A new 501c4 group, Invest in WA Now describes itself as “a movement of educators, working families, and everyday Washingtonians advocating for progressive revenue solutions.”

The organization is led by Executive Director Treasure Mackley, who previously spent 8 years in leadership roles at Planned Parenthood. Mackley also served on the board of the Washington Budget and Policy Center – a left-leaning think tank.

Washington’s system pits students, patients, and the most vulnerable against each other in a mad budget scramble every year. The pandemic has shown us just how vulnerable we all are. Voters and economists agree it’s time for those who’ve done well in Washington to do right by Washington,” said Mackley. “We’ll be able to provide affordable childcare to nurses, teachers, cashiers and other essential workers, provide more grants to more small family-owned businesses struggling to stay open in our neighborhoods; and we can get food and help to children, people with disabilities, the elderly and laid off workers.”

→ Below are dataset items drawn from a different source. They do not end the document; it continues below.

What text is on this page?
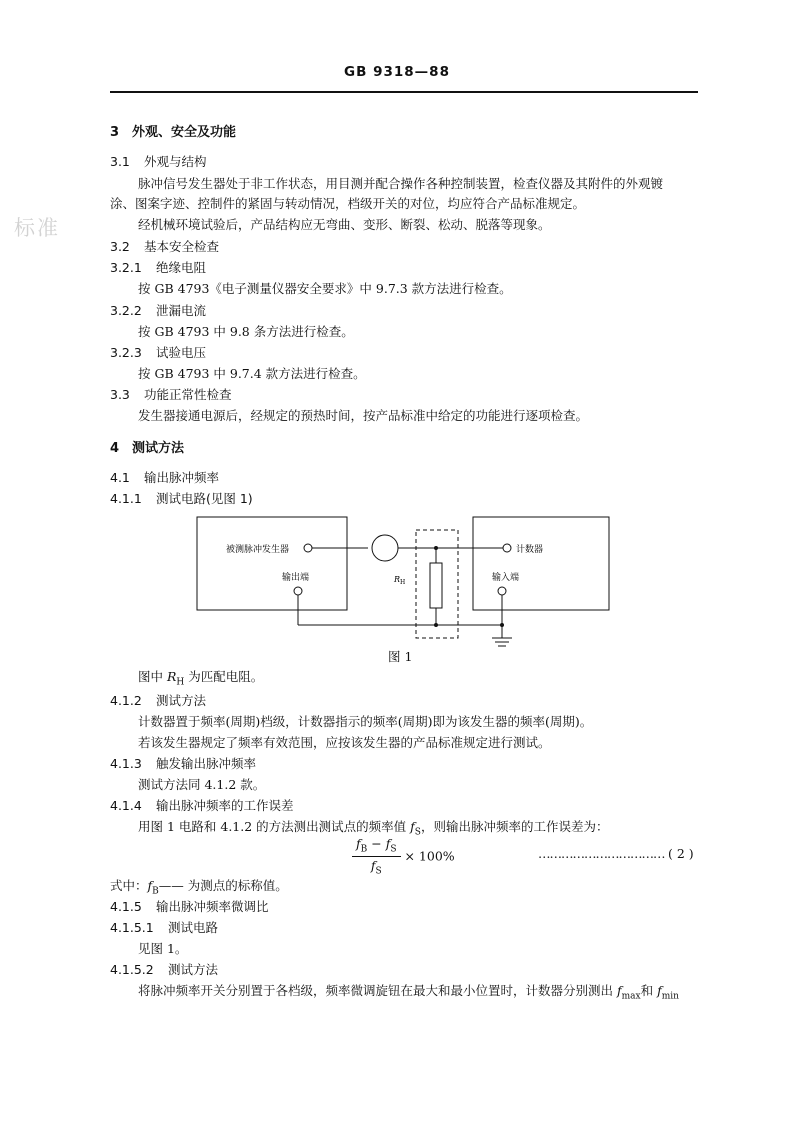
GB 9318—88
标准
3 外观、安全及功能
3.1 外观与结构
脉冲信号发生器处于非工作状态，用目测并配合操作各种控制装置，检查仪器及其附件的外观镀
涂、图案字迹、控制件的紧固与转动情况，档级开关的对位，均应符合产品标准规定。
经机械环境试验后，产品结构应无弯曲、变形、断裂、松动、脱落等现象。
3.2 基本安全检查
3.2.1 绝缘电阻
按 GB 4793《电子测量仪器安全要求》中 9.7.3 款方法进行检查。
3.2.2 泄漏电流
按 GB 4793 中 9.8 条方法进行检查。
3.2.3 试验电压
按 GB 4793 中 9.7.4 款方法进行检查。
3.3 功能正常性检查
发生器接通电源后，经规定的预热时间，按产品标准中给定的功能进行逐项检查。
4 测试方法
4.1 输出脉冲频率
4.1.1 测试电路(见图 1)
被测脉冲发生器
输出端	$R_H$
计数器
输入端
图 1
图中 $R_H$ 为匹配电阻。
4.1.2 测试方法
计数器置于频率(周期)档级，计数器指示的频率(周期)即为该发生器的频率(周期)。
若该发生器规定了频率有效范围，应按该发生器的产品标准规定进行测试。
4.1.3 触发输出脉冲频率
测试方法同 4.1.2 款。
4.1.4 输出脉冲频率的工作误差
用图 1 电路和 4.1.2 的方法测出测试点的频率值 $f_S$，则输出脉冲频率的工作误差为：
$\frac{f_B - f_S}{f_S} \times 100\%$	…………………………… ( 2 )
式中：$f_B——$ 为测点的标称值。
4.1.5 输出脉冲频率微调比
4.1.5.1 测试电路
见图 1。
4.1.5.2 测试方法
将脉冲频率开关分别置于各档级，频率微调旋钮在最大和最小位置时，计数器分别测出 $f_{max}$和 $f_{min}$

While a progressive income tax would require a two-thirds majority – considered by many to be a heavy political lift – top legislative Democrats have been more optimistic about a capital gains tax.

Since the early stages of the pandemic, some legislators have offered progressive taxation as a way to raise revenue and limit cuts where possible.

The hardest things that legislators have to do is raise taxes or cut programs. We’ll probably have to do a combination of both. We’re going to have to make these decisions and they won’t be easy, but they will be necessary. The goal is to make sure we mitigate long term impacts,” said Sen. Joe Nguyen in May.”